Rheumatoid arthritis affects up to 1.3% of people worldwide with a greater prevalence in women. It is a systemic autoimmune condition characterized by persistent inflammation of the synovial membrane that protects the joints. The most common ailments associated with rheumatoid arthritis are pain, redness and stiffness of the joints; however, the persistent inflammatory response can lead to erosion of the underlying cartilage and bone. Although there is no cure for rheumatoid arthritis, there are treatments to slow disease progression. New research by Sarah Headland at the London School of Medicine (London, UK) and colleagues has uncovered an important mechanism for preventing the erosion of cartilage that results from the immune response in joints, and this offers a potential new avenue for treating rheumatoid arthritis (Sci. Transl. Med. 7, 315ra190; 2015).

Treating cartilage diseases such as rheumatoid arthritis is challenging because the tissue is typically dense, avascular and impenetrable to cells. This makes the delivery of cartilage-protective agents nearly impossible. However these recent findings by Headland and colleagues show that neutrophils located in the synovial fluid surrounding cartilage secrete microvesicles that are capable of penetrating into cartilage through diffusion. Importantly, they found that when mice are unable to produce microvesicles, they develop advanced cartilage erosion. This demonstrates that microvesicle production is an important factor in maintaining healthy cartilage tissue, and manipulating the natural production of microvesicles could be a potential mechanism for treating persistent inflammation.
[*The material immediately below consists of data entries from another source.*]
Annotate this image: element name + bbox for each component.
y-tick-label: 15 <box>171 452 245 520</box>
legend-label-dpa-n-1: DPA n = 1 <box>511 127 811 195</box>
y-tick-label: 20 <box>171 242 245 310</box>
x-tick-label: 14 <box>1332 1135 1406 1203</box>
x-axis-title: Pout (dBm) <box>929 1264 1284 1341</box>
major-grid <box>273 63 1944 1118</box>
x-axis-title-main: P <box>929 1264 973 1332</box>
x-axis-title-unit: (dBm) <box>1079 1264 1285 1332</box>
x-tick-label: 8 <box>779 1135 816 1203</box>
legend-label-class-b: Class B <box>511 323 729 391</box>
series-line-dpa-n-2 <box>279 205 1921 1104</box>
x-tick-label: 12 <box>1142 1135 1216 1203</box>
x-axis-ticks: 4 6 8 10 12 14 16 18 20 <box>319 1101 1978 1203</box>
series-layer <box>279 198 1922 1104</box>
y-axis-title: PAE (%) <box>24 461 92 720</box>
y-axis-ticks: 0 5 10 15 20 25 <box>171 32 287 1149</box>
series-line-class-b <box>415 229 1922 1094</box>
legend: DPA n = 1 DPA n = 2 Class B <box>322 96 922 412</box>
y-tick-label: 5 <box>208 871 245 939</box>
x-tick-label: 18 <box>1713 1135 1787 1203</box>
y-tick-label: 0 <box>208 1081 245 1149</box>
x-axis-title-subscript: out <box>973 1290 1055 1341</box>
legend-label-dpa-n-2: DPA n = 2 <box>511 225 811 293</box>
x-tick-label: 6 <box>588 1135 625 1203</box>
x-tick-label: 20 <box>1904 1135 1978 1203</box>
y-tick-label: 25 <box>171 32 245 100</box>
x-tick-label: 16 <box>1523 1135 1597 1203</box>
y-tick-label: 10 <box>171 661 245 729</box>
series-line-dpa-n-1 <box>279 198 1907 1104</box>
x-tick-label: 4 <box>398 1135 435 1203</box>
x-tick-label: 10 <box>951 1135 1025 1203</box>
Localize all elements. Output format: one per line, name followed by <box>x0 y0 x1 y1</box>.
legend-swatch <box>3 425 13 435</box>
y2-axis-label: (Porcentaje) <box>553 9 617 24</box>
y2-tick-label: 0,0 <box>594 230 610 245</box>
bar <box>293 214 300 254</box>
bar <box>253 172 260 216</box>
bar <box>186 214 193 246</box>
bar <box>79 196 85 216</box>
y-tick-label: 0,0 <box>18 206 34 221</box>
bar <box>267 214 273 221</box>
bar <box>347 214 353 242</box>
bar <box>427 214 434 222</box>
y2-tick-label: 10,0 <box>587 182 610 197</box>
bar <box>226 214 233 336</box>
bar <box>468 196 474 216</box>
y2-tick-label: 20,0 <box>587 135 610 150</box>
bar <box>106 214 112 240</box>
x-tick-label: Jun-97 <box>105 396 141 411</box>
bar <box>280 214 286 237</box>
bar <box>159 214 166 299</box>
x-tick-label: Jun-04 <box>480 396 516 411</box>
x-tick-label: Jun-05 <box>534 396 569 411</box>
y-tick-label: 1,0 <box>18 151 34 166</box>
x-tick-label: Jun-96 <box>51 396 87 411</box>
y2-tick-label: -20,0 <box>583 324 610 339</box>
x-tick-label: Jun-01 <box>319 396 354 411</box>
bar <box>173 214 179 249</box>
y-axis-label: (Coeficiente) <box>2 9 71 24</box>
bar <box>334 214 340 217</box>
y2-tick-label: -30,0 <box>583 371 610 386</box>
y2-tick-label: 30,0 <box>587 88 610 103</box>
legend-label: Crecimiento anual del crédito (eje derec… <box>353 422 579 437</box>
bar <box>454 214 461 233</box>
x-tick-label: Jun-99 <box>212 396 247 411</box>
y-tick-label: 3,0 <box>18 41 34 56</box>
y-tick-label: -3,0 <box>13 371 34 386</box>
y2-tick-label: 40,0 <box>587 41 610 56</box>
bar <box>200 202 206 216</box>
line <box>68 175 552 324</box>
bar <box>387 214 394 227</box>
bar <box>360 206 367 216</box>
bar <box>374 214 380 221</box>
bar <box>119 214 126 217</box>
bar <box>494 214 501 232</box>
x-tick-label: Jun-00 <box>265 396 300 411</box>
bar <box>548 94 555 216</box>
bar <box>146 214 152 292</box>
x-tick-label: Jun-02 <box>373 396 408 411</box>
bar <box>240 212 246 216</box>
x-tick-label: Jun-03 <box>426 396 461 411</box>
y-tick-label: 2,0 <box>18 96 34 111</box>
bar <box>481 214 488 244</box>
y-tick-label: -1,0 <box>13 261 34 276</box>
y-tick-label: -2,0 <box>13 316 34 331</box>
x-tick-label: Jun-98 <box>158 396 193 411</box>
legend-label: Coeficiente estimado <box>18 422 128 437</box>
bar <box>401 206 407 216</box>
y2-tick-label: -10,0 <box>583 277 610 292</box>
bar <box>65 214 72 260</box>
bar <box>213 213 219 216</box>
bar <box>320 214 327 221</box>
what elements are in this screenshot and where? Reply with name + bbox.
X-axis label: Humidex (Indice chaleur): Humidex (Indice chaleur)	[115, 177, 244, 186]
Credit: Suze777 /iStock/Thinkstock

Many immune cell-types, such as monocytes and T-cells, produce microvesicles; however, Headland and colleagues found that it is microvesicles from neutrophils that play a key role in promoting cartilage repair. These microvesicles carry anti-inflammatory cargo that, when delivered to cartilage cells, activates the expression of genes that protect cartilage. Using a murine model of arthritis, the group injected purified microvesicles into arthritic knee tissue to test the ability of these microvesicles to prevent cartilage degradation. By providing arthritic mice with microvesicles that contain this anti-inflammatory payload, they were able to significantly reduce the cartilage erosion caused by the inflammatory response.

Though the presence of neutrophil-derived microvesicles in arthritic human cartilage has not been directly tested, studies have confirmed the presence of neutrophil-derived proteins. Following on these other findings, the work by Headland et al. could provide a new therapeutic approach for treating prolonged and persistent joint inflammation.